We live in troubled times. We are at war, and we have suffered from extraordinary natural catastrophes. There is a clamor in the land to stop spending on activities that are not of immediate short-term benefit. Space exploration is one area under scrutiny. While i n times like these, it is a natural instinct to pull back and spend scarce resources on our immediate needs . I t is also shortsighted.
Since the earliest times, humans have wondered about our cosmic neighborhood. We have gazed in awe at the planets and stars. We have wondered about our origins and our destiny. The heavens beckon us. Even the seven days of our week are named for the seven ancient “planetes,” or wanderers, visible to the ancient Greeks: the Sun, Moon, Mercury, Venus, Mars, Jupiter and Saturn.
Once the abode of gods, the heavens have slowly yielded their secrets to rational thought. By 300 BC the ancient Greeks, using nothing more than the naked eye, had determined that the Sun was much farther away from Earth than the Moon. By 140 AD Ptolemy had determined the distance to the Moon and bequeathed us the Earth-centered Ptolemaic system of motion of the planets.
But it was technology that enabled great leaps forward. With the invention of the telescope, Galileo discovered sunspots , craters on the Moon, the Galilean moons of Jupiter and that planet’s Great Red Spot. As a result of his discoveries, Galileo got into trouble with the church for supporting the view that the Sun, not Earth, was the center of the solar system.
The invention of spaceflight led to the golden age of cosmic exploration. In 1957 with Sputnik, we took the first tentative steps towards projecting ourselves into space, first robotically, then with humans. A destiny among the stars seemed to be within reach. In the ensuing 48 years, robotic spacecraft have explored to the far reaches of the solar system and beyond, revealing exotic new worlds to the wonderment of human eyes. We have landed robots on the Moon, Mars, Venus, Saturn’s moon Titan and an asteroid.
Powerful space telescopes have probed outwards into the universe and back in time to within a few billion years of the big bang. We have even detected the microwave residue of the big bang, almost 14 billion years later. Earth-orbiting spacecraft have predicted weather, surveyed natural resources, monitored crops, probed the oceans, provided us with navigation tools, television and communications, and have contributed to our national defense. Because of space exploration, we are the first species in the 4.5 billion-year history of our planet that can protect the planet against cosmic catastrophes like the impact of a near 32-kilometer wide asteroid 65 million years ago that wiped out the dinosaurs and most species on the planet.

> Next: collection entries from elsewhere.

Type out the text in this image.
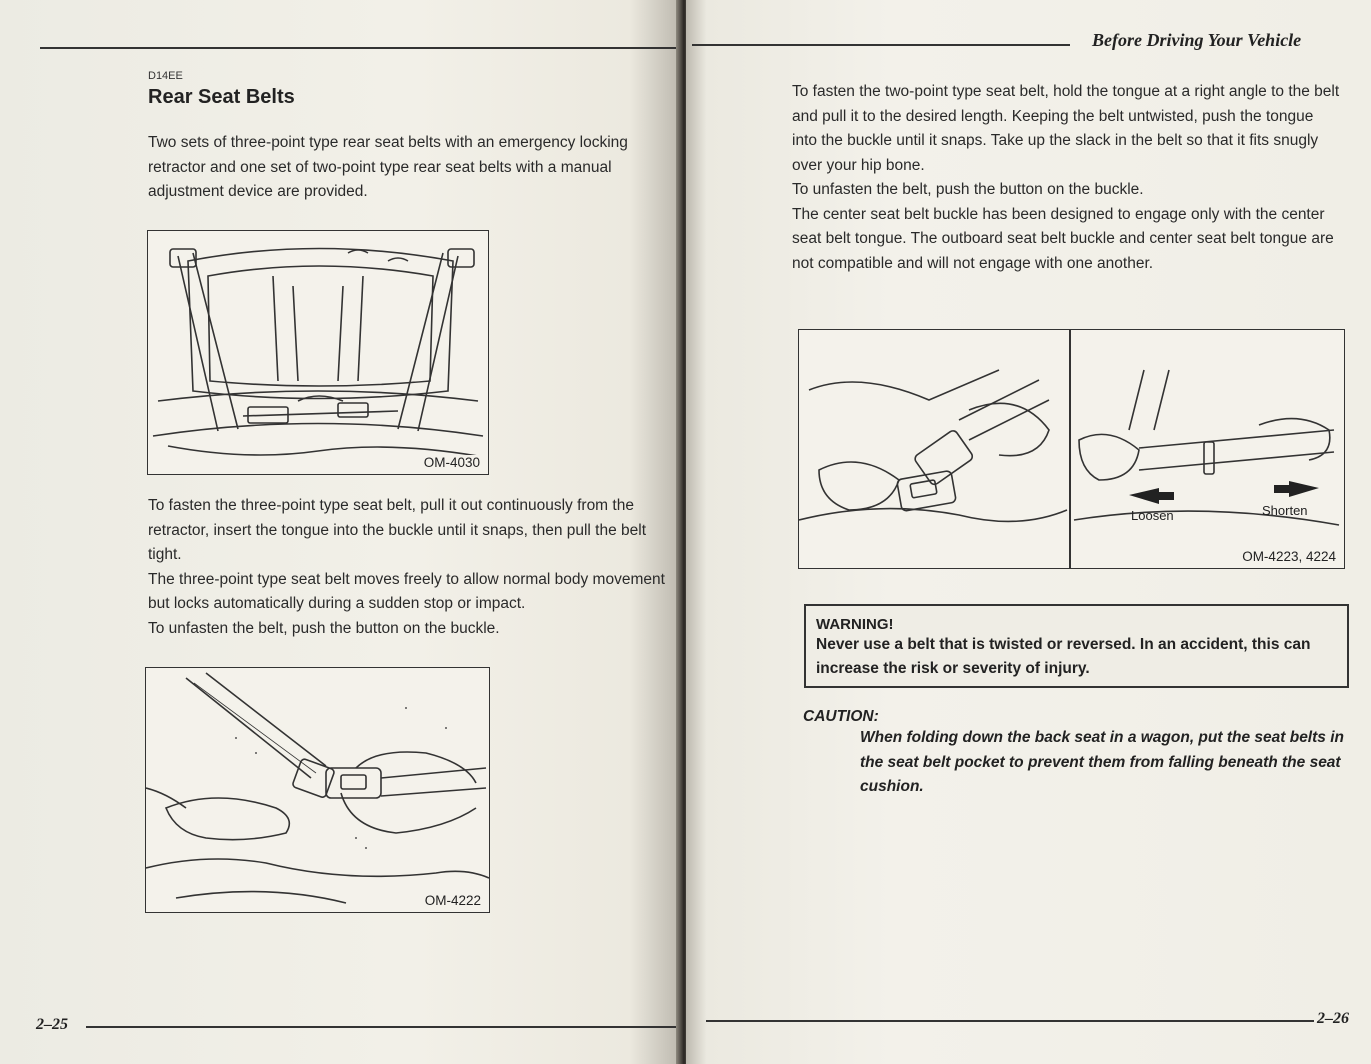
D14EE
Rear Seat Belts

Two sets of three-point type rear seat belts with an emergency locking retractor and one set of two-point type rear seat belts with a manual adjustment device are provided.

OM-4030

To fasten the three-point type seat belt, pull it out continuously from the retractor, insert the tongue into the buckle until it snaps, then pull the belt tight.

The three-point type seat belt moves freely to allow normal body movement but locks automatically during a sudden stop or impact.

To unfasten the belt, push the button on the buckle.

OM-4222
2–25
Before Driving Your Vehicle

To fasten the two-point type seat belt, hold the tongue at a right angle to the belt and pull it to the desired length. Keeping the belt untwisted, push the tongue into the buckle until it snaps. Take up the slack in the belt so that it fits snugly over your hip bone.

To unfasten the belt, push the button on the buckle.

The center seat belt buckle has been designed to engage only with the center seat belt tongue. The outboard seat belt buckle and center seat belt tongue are not compatible and will not engage with one another.

Loosen	Shorten
OM-4223, 4224
WARNING!
Never use a belt that is twisted or reversed. In an accident, this can increase the risk or severity of injury.
CAUTION:
When folding down the back seat in a wagon, put the seat belts in the seat belt pocket to prevent them from falling beneath the seat cushion.
2–26
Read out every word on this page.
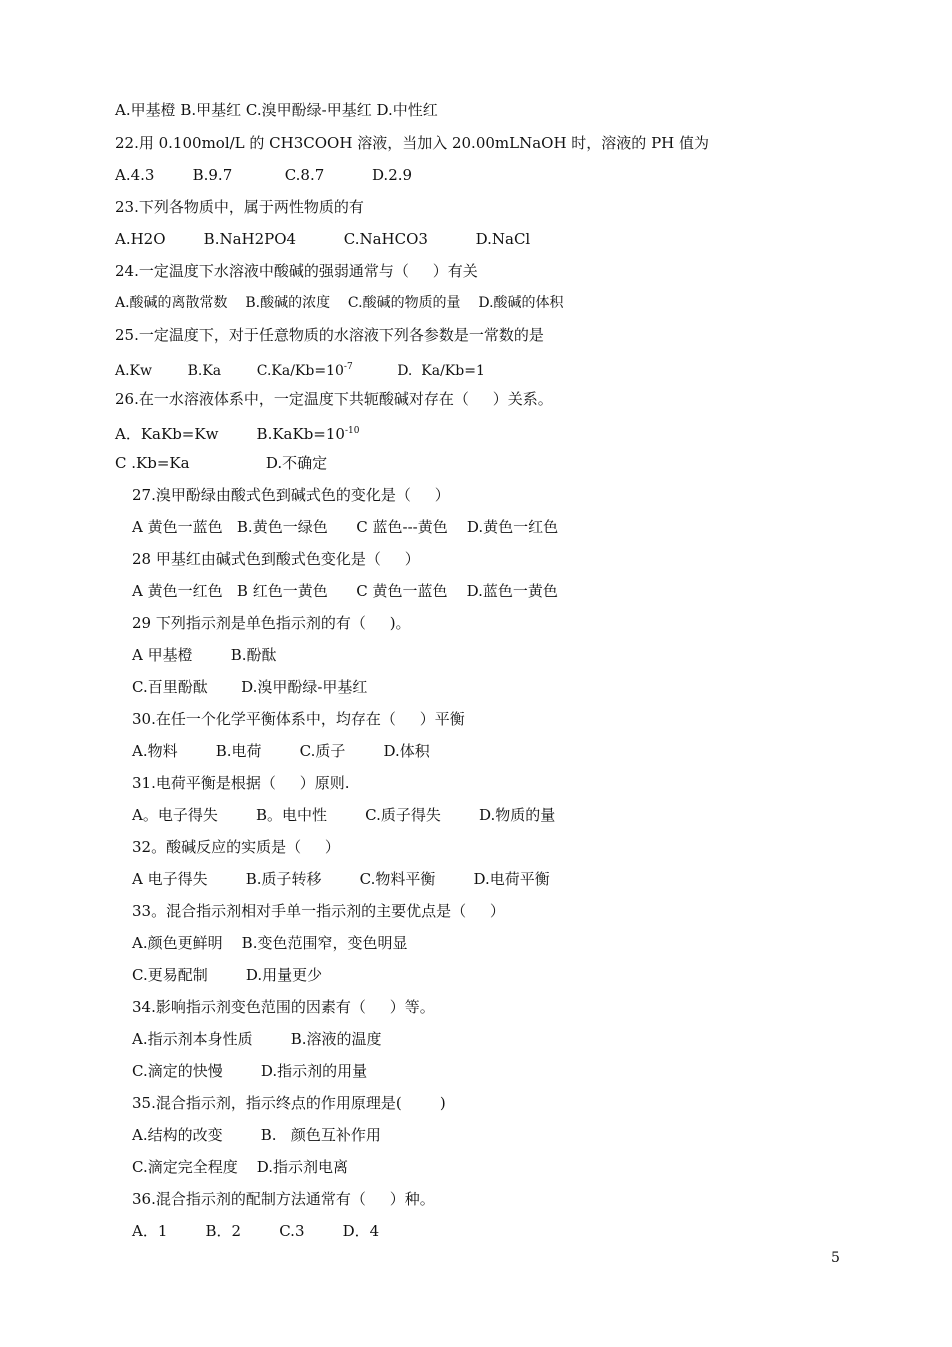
A.甲基橙 B.甲基红 C.溴甲酚绿-甲基红 D.中性红
22.用 0.100mol/L 的 CH3COOH 溶液，当加入 20.00mLNaOH 时，溶液的 PH 值为
A.4.3        B.9.7           C.8.7          D.2.9
23.下列各物质中，属于两性物质的有
A.H2O        B.NaH2PO4          C.NaHCO3          D.NaCl
24.一定温度下水溶液中酸碱的强弱通常与（     ）有关
A.酸碱的离散常数    B.酸碱的浓度    C.酸碱的物质的量    D.酸碱的体积
25.一定温度下，对于任意物质的水溶液下列各参数是一常数的是
A.Kw        B.Ka        $C.Ka/Kb=10^{-7}$          D.  Ka/Kb=1
26.在一水溶液体系中，一定温度下共轭酸碱对存在（     ）关系。
A．KaKb=Kw        $B.KaKb=10^{-10}$
C .Kb=Ka                D.不确定
27.溴甲酚绿由酸式色到碱式色的变化是（     ）
A 黄色一蓝色   B.黄色一绿色      C 蓝色---黄色    D.黄色一红色
28 甲基红由碱式色到酸式色变化是（     ）
A 黄色一红色   B 红色一黄色      C 黄色一蓝色    D.蓝色一黄色
29 下列指示剂是单色指示剂的有（     )。
A 甲基橙        B.酚酞
C.百里酚酞       D.溴甲酚绿-甲基红
30.在任一个化学平衡体系中，均存在（     ）平衡
A.物料        B.电荷        C.质子        D.体积
31.电荷平衡是根据（     ）原则.
A。电子得失        B。电中性        C.质子得失        D.物质的量
32。酸碱反应的实质是（     ）
A 电子得失        B.质子转移        C.物料平衡        D.电荷平衡
33。混合指示剂相对手单一指示剂的主要优点是（     ）
A.颜色更鲜明    B.变色范围窄，变色明显
C.更易配制        D.用量更少
34.影响指示剂变色范围的因素有（     ）等。
A.指示剂本身性质        B.溶液的温度
C.滴定的快慢        D.指示剂的用量
35.混合指示剂，指示终点的作用原理是(        )
A.结构的改变        B.   颜色互补作用
C.滴定完全程度    D.指示剂电离
36.混合指示剂的配制方法通常有（     ）种。
A．1        B．2        C.3        D．4
5
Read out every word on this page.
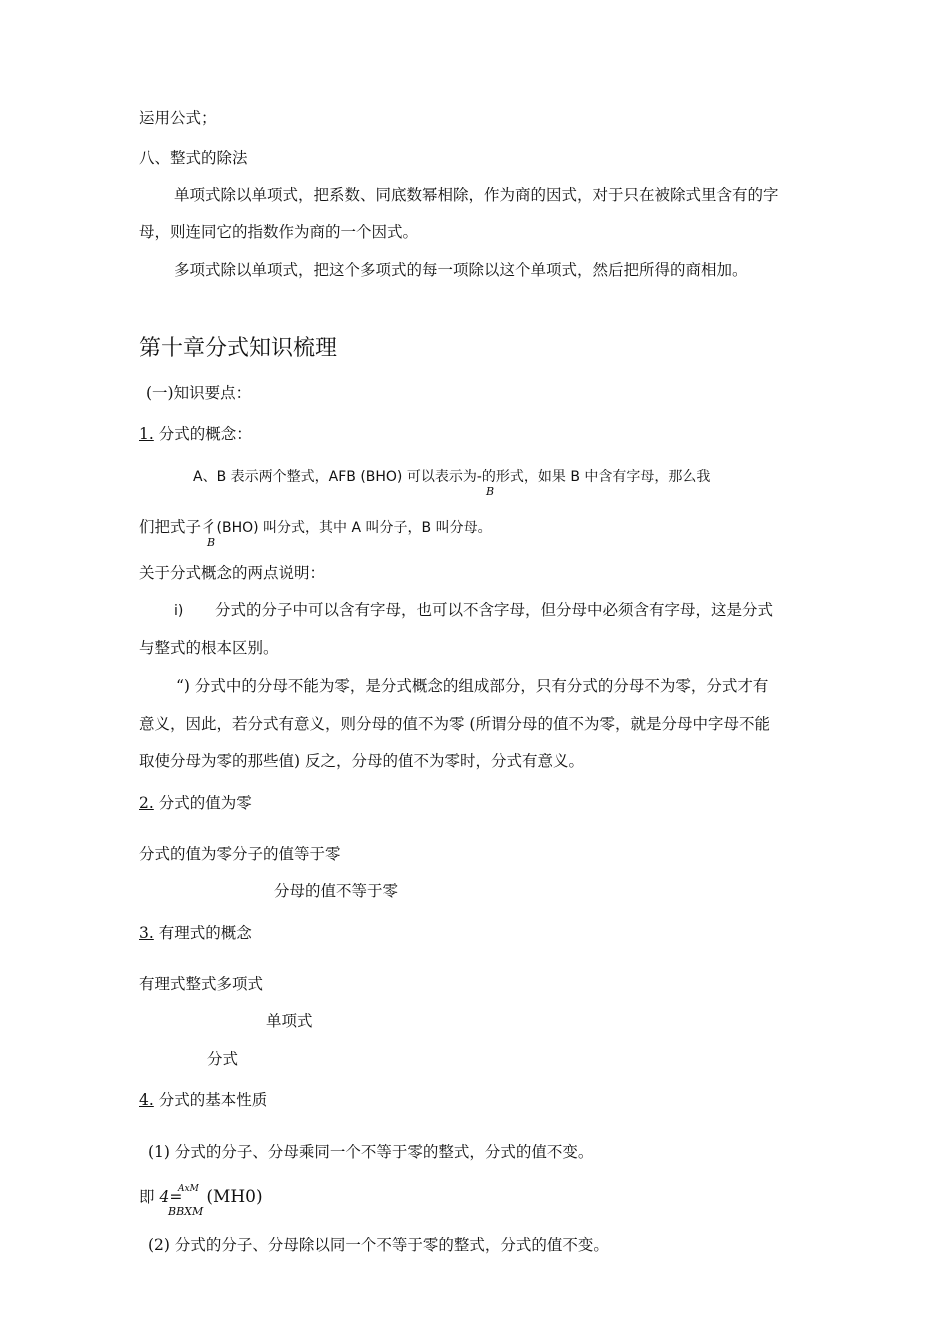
运用公式；
八、整式的除法
单项式除以单项式，把系数、同底数幂相除，作为商的因式，对于只在被除式里含有的字
母，则连同它的指数作为商的一个因式。
多项式除以单项式，把这个多项式的每一项除以这个单项式，然后把所得的商相加。
第十章分式知识梳理
(一)知识要点：
1. 分式的概念：
A、B 表示两个整式，AFB (BHO) 可以表示为-的形式，如果 B 中含有字母，那么我
B
们把式子彳(BHO) 叫分式，其中 A 叫分子，B 叫分母。
B
关于分式概念的两点说明：
i) 分式的分子中可以含有字母，也可以不含字母，但分母中必须含有字母，这是分式
与整式的根本区别。
“) 分式中的分母不能为零，是分式概念的组成部分，只有分式的分母不为零，分式才有
意义，因此，若分式有意义，则分母的值不为零 (所谓分母的值不为零，就是分母中字母不能
取使分母为零的那些值) 反之，分母的值不为零时，分式有意义。
2. 分式的值为零
分式的值为零分子的值等于零
分母的值不等于零
3. 有理式的概念
有理式整式多项式
单项式
分式
4. 分式的基本性质
(1) 分式的分子、分母乘同一个不等于零的整式，分式的值不变。
即 4= (MH0)
AxM
BBXM
(2) 分式的分子、分母除以同一个不等于零的整式，分式的值不变。
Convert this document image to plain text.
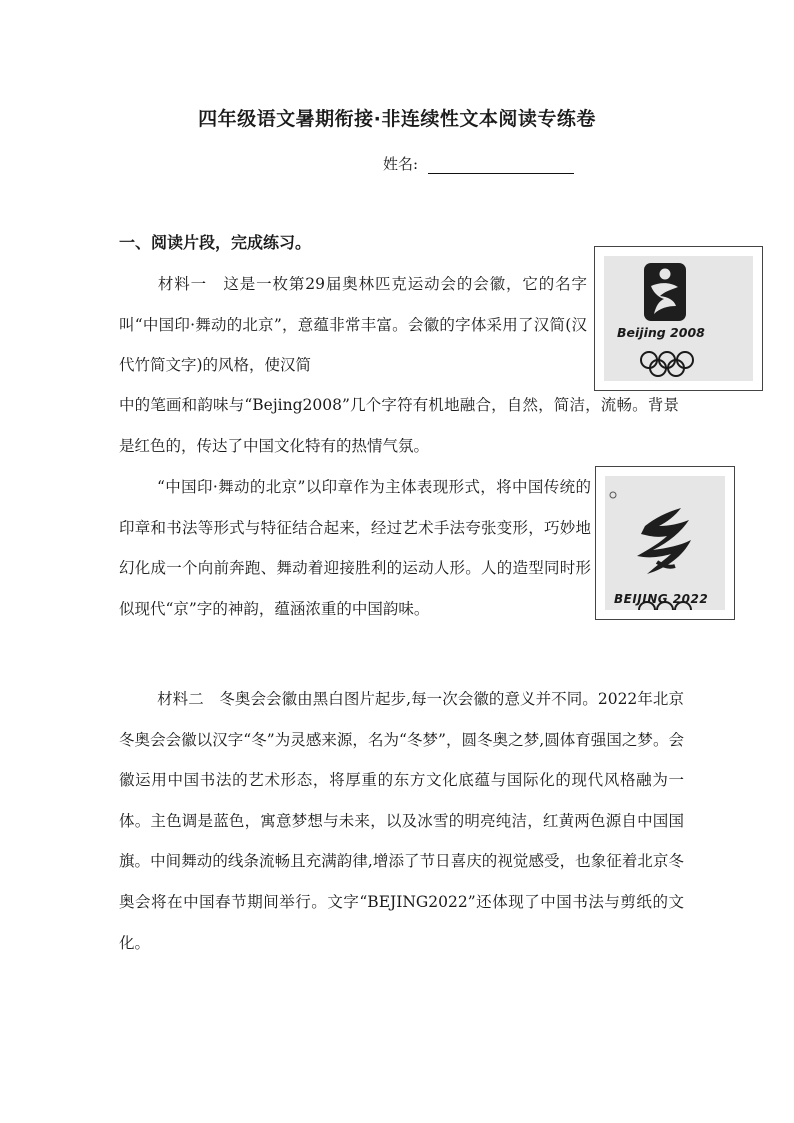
四年级语文暑期衔接·非连续性文本阅读专练卷
姓名:
一、阅读片段，完成练习。

材料一　这是一枚第29届奥林匹克运动会的会徽，它的名字叫“中国印·舞动的北京”，意蕴非常丰富。会徽的字体采用了汉简(汉代竹简文字)的风格，使汉简

中的笔画和韵味与“Bejing2008”几个字符有机地融合，自然，简洁，流畅。背景是红色的，传达了中国文化特有的热情气氛。

“中国印·舞动的北京”以印章作为主体表现形式，将中国传统的印章和书法等形式与特征结合起来，经过艺术手法夸张变形，巧妙地幻化成一个向前奔跑、舞动着迎接胜利的运动人形。人的造型同时形似现代“京”字的神韵，蕴涵浓重的中国韵味。

材料二　冬奥会会徽由黑白图片起步,每一次会徽的意义并不同。2022年北京冬奥会会徽以汉字“冬”为灵感来源，名为“冬梦”，圆冬奥之梦,圆体育强国之梦。会徽运用中国书法的艺术形态，将厚重的东方文化底蕴与国际化的现代风格融为一体。主色调是蓝色，寓意梦想与未来，以及冰雪的明亮纯洁，红黄两色源自中国国旗。中间舞动的线条流畅且充满韵律,增添了节日喜庆的视觉感受，也象征着北京冬奥会将在中国春节期间举行。文字“BEJING2022”还体现了中国书法与剪纸的文化。

Beijing 2008
BEIJING 2022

Americans are an exploring people, the frontier is a concept deeply embedded in our national consciousness, and we are excited and proud to see Americans performing extraordinary feats in space. We have landed humans on the Moon and built an Earth-orbiting space station. Deep inside, we believe that our destiny lies among the stars, as popular culture reveals with the popularity of “Star Trek” and “Star Wars.”
The U.S. space program has enriched us emotionally and intellectually; has made our lives better, more convenient and safer; and continues to engage us culturally. But is it worth the cost at a time of massive budget deficits and a shaky economy, when so much needs to be done at home?
NASA consumes less than 1 percent of the federal budget, down from about 4 percent at the time of Apollo. Most of that money is spent employing people here in the United States. Investing in NASA is investing in the nation.
Every great society in history has spent some fraction of its national treasure on the arts, exploration and discovery. The ancient Greek city-states, the Roman Empire, the Islamic Caliphates, the Medicis, the British Empire and now the United States have placed high value on expanding human knowledge and culture without demonstrable, immediate, tangible benefit, only to be richly rewarded by application of unanticipated discoveries.
In the 15th century, the Chinese Emperor Ming Chengzu made the fateful decision to stop exploring the oceans and burn his ships. Had he not done so, the great European voyages of discovery would perhaps never have been taken, and the world would be a very different place. A retreat by the United States from the exploration and development of space, from the expansion of human presence into the solar system, would be as shortsighted.
Should the United States retreat from space just as India, Japan and particularly China are expanding into space? Do we really want to watch China plant its flag on the Moon when we no longer have the capability to fly to the Moon? Americans always have explored, and space really is the final frontier. To retreat from the adventure of human spaceflight runs counter to the dynamic of American culture. The popular bumper sticker about the Stars and Stripes, “These Colors Don’t Run,” pervades all aspects of our society. Let us join the Chinese and others and lead as we go back to the Moon, on to Mars and perhaps beyond with astronauts. To do otherwise would be counter to the American spirit.
Peter Likins is president of the University of Arizona, Tucson. Michael J. Drake is director of the Lunar and Planetary Laboratory at the University of Arizona.